Beijing has announced plans to rebuild some of the gates in its long-lost imperial city wall: such is the way of heritage in China, where conservation often means demolition and putting up a replica.
The authorities are promising to restore the original appearance of the monumental Ming and Qing dynasty arches in the wall, which was demolished in the 1950s and stood where a ring road and metro line now run.
It is a hollow pledge. The landscape is so changed that even though China has excelled at copying for centuries, Beijingers have lined up to rail against the "fake antiquities" project.
A prime example is the Qianmen district, south of the Forbidden City.

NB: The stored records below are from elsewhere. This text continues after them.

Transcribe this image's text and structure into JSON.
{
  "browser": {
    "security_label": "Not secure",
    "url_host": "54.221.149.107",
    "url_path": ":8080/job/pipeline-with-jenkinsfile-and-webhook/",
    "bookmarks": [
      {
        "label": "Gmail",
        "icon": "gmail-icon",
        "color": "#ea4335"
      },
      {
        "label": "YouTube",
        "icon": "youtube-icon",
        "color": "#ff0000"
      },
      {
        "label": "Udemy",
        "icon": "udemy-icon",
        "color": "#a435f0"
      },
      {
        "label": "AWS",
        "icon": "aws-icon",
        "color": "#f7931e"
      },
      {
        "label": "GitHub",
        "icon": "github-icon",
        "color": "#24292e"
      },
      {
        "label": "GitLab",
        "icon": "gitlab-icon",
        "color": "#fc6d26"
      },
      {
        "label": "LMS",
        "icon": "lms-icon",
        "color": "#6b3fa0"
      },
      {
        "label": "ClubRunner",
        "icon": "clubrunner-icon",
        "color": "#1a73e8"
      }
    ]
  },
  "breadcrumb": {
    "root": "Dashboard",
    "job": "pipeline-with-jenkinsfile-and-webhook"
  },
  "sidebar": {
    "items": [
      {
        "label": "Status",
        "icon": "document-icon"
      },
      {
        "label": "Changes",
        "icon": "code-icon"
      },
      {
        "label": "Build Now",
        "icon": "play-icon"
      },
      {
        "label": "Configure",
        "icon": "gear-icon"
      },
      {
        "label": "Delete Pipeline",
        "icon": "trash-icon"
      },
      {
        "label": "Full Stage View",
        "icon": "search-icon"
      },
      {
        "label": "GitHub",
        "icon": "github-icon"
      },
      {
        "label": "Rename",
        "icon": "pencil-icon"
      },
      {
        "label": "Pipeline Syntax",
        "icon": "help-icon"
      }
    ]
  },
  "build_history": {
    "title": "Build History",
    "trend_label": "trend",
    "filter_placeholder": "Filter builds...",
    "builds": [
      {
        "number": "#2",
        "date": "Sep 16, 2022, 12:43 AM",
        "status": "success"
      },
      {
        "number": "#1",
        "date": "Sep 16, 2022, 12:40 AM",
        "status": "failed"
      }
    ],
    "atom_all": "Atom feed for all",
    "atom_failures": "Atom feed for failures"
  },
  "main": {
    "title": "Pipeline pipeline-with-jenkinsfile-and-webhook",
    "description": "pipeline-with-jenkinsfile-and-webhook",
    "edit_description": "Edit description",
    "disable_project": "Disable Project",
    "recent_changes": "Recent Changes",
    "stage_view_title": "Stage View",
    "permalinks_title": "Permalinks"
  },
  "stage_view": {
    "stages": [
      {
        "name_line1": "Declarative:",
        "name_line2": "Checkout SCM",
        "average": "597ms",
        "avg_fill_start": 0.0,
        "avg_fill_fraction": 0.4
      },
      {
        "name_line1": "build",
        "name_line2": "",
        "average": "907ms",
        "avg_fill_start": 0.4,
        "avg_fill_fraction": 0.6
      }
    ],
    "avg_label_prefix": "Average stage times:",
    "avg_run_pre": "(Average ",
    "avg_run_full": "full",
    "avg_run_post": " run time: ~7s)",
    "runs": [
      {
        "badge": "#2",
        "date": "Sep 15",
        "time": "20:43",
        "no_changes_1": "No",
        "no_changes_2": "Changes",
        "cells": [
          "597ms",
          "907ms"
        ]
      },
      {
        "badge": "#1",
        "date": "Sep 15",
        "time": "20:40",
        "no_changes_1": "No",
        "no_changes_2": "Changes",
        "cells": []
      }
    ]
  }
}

It was demolished during the giant renovation of the capital before the 2008 Olympics, then rebuilt as a historical theme park, complete with neon adverts for major international brands.

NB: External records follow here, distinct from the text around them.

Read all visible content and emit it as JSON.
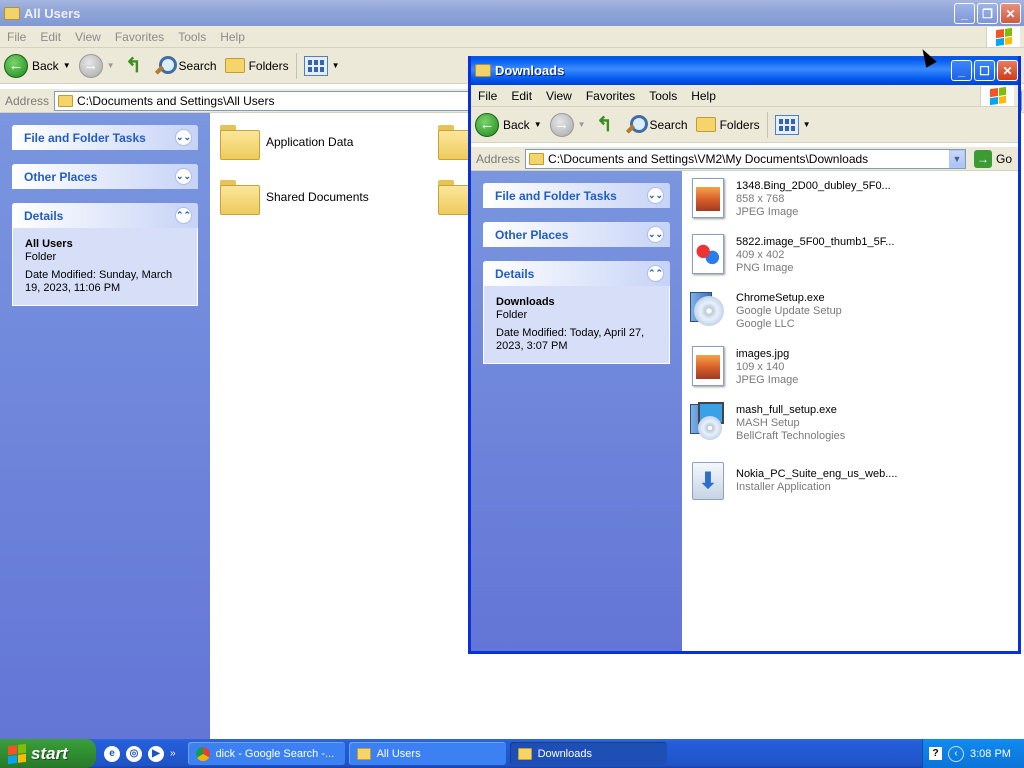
{
  "win1": {
    "title": "All Users",
    "menu": [
      "File",
      "Edit",
      "View",
      "Favorites",
      "Tools",
      "Help"
    ],
    "toolbar": {
      "back": "Back",
      "search": "Search",
      "folders": "Folders"
    },
    "address": {
      "label": "Address",
      "path": "C:\\Documents and Settings\\All Users"
    },
    "panels": {
      "file_tasks": "File and Folder Tasks",
      "other_places": "Other Places",
      "details": "Details"
    },
    "details": {
      "name": "All Users",
      "type": "Folder",
      "modified": "Date Modified: Sunday, March 19, 2023, 11:06 PM"
    },
    "items": [
      "Application Data",
      "Shared Documents"
    ]
  },
  "win2": {
    "title": "Downloads",
    "menu": [
      "File",
      "Edit",
      "View",
      "Favorites",
      "Tools",
      "Help"
    ],
    "toolbar": {
      "back": "Back",
      "search": "Search",
      "folders": "Folders"
    },
    "address": {
      "label": "Address",
      "path": "C:\\Documents and Settings\\VM2\\My Documents\\Downloads",
      "go": "Go"
    },
    "panels": {
      "file_tasks": "File and Folder Tasks",
      "other_places": "Other Places",
      "details": "Details"
    },
    "details": {
      "name": "Downloads",
      "type": "Folder",
      "modified": "Date Modified: Today, April 27, 2023, 3:07 PM"
    },
    "files": [
      {
        "name": "1348.Bing_2D00_dubley_5F0...",
        "l1": "858 x 768",
        "l2": "JPEG Image",
        "icon": "jpeg-file-icon"
      },
      {
        "name": "5822.image_5F00_thumb1_5F...",
        "l1": "409 x 402",
        "l2": "PNG Image",
        "icon": "png-file-icon"
      },
      {
        "name": "ChromeSetup.exe",
        "l1": "Google Update Setup",
        "l2": "Google LLC",
        "icon": "setup-exe-icon"
      },
      {
        "name": "images.jpg",
        "l1": "109 x 140",
        "l2": "JPEG Image",
        "icon": "jpeg-file-icon"
      },
      {
        "name": "mash_full_setup.exe",
        "l1": "MASH Setup",
        "l2": "BellCraft Technologies",
        "icon": "setup-exe-icon"
      },
      {
        "name": "Nokia_PC_Suite_eng_us_web....",
        "l1": "Installer Application",
        "l2": "",
        "icon": "installer-icon"
      }
    ]
  },
  "taskbar": {
    "start": "start",
    "tasks": [
      "dick - Google Search -...",
      "All Users",
      "Downloads"
    ],
    "clock": "3:08 PM"
  }
}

Since then, the practice of making a clean sweep of the past and rebuilding an inauthentic version, for instance with fake glazed roof tiles and kitsch hanging lanterns, has been dubbed "qianmenisation".
"It is an ignorant, stupid and greedy practice" said He Shuzhong, founder of Beijing's Centre for the Protection of Cultural Heritage.
"Ignorant because they do not know the meaning of cultural heritage; stupid, because they do not understand the old city's crucial role for society, and greedy because corruption permeates every step of the reconstruction."
Now Beijing's ancient Drum Tower and Nanluoguxiang areas have fallen victim to the bulldozers and are in the throes of "qianmenisation".
Others have already been transformed into "movie sets", as Hua Xinmin, activist and author of the book "I refuse to see my homeland disappear", puts it.
She is fighting an unequal battle against developers and local Communist officials who enrich themselves by destroying old neighbourhoods: they openly flout the law and forcibly evict residents, who often receive little in the way of compensation.
"It would be better to spend the money to preserve what is left instead of trying to remake what doesn't exist any more," she said, pointing out that two-thirds of Beijing's 3,000 old "hutongs", or alleys, have already vanished.
She is furious that the US weekly Time included Chen Lihua, a property magnate who destroyed her old Beijing neighbourhood, on its list of 2012's most influential people in the world.
The cycle of evictions followed by demolitions happens in every city in China.
In the the far west of the country, the Silk Road city of Kashgar is having its historic centre gutted and its traditional brick and mud houses replaced by new-builds, despite cries of alarm abroad.
But online social networks are now enabling better organised resistance -- Hua's microblogging feed has almost 15,000 followers.
During the Chinese New Year holidays the former Beijing home of renowned architect couple Liang Sicheng (1901-1972) and Lin Huiyin (1904-1955) -- ironically pioneers of saving Chinese cultural heritage -- was demolished, provoking outrage online.
It is now impossible to approach the site where the residence, which was in theory a protected listed building, stood. The area is controlled by developers, an AFP reporter saw, with security guards preventing access and a fence blocking the view.
"There is nowhere for future generations to remember their work," lamented Yu Wei, a passer-by.
In the city of Chongqing, the former residence of Nationalist China leader Chiang Kai-shek recently fell victim to an official "preventive demolition".
The move triggered widespread criticism -- and the authorities have meekly promised to rebuild it.